One evening, Sternberg's producer invited me to a sneak preview of Dishonored, with Marlene Dietrich, a spy story which had been rather freely adapted from the life of Mata Hari. After we'd dropped Sternberg off at his house, the producer said to me:
"A terrific film, don't you think?"
"Terrific," I replied, with a significant lack of gusto.
"What a director! What a terrific director!"
"Yes."
"And what an original subject!"
Exasperated, I ventured to suggest that Sternberg's choice of subject matter was not exactly distinguished; he was notorious for basing his movies on cheap melodramas.
"How can you say that!" the producer cried. "That's a terrific movie!

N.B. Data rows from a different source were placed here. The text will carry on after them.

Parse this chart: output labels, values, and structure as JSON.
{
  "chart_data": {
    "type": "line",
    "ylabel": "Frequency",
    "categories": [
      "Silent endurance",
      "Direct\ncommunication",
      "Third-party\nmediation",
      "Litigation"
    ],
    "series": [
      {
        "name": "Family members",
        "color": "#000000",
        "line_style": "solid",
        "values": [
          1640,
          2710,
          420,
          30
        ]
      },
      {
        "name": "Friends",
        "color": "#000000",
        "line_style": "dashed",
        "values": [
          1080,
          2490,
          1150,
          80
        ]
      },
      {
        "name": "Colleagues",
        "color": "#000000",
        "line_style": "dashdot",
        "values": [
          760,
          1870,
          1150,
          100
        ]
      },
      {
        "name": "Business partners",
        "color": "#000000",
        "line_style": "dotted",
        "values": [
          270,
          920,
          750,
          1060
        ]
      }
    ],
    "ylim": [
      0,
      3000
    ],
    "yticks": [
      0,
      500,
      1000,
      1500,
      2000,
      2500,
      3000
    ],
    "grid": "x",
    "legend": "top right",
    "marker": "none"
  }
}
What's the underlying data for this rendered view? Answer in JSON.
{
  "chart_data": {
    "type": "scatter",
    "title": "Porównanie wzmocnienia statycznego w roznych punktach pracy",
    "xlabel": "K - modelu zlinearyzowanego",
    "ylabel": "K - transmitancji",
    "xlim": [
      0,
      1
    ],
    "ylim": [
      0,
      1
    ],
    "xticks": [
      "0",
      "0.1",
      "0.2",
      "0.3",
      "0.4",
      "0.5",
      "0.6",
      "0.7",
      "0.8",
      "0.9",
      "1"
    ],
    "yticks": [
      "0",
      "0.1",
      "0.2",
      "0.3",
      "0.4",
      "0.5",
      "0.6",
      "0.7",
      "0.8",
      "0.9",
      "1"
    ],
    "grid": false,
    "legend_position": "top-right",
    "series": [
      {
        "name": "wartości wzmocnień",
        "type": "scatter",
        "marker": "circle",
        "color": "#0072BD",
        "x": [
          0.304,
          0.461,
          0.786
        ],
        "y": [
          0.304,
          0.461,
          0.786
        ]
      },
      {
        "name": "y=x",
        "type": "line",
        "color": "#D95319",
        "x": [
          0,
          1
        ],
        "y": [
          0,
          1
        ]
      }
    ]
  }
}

Nothing trite about it at all! My God, it ends with the star being shot! DIetrich! He shoots Dietrich! Never been done before!"
"I'm sorry," I replied, "I'm really sorry, but five minutes into it, I knew she'd be shot!"
"What are you talking about?" the producer protested. "I'm telling you it's never been done before in the entire history of the cinema. How can you say you knew what was going to happen? Don't be ridiculous. Believe me, Buñuel, the public's going to go crazy. They're not going to like this at all. Not at all!"
He was getting very excited, so to calm him down I invited him in for a drink. Once he was settled, I went upstairs to wake Ugarte.
"You have to come down," I told him. "I need you."
Grumbling, Ugarte staggered downstairs half-asleep, where I introduced him to the producer.
"Listen," I said to him. "You have to wake up. It's about a movie."
"All right," he replied, his eyes still not quite open.
"Ambience—Viennese."
"All right."
"Epoch—World War I."
"All right."
"When the film opens, we se a whore. It's very clear she's a whore. She's rolling an officer in the street, she..."
Ugarte stood up, yawned, waved his hand in the air, and started back upstairs to bed.
"Don't bother with any more," he mumbled. "They shoot her in the end."
Of course, the beauty of the von Sternberg/Dietrich films is that the platitudinous machinations of plot are entirely subordinate to the insane glories of the shooting and mise-en-scene, as I hope I conveyed in the MUBI piece about Shanghai Express. Still. Pretty funny anecdote.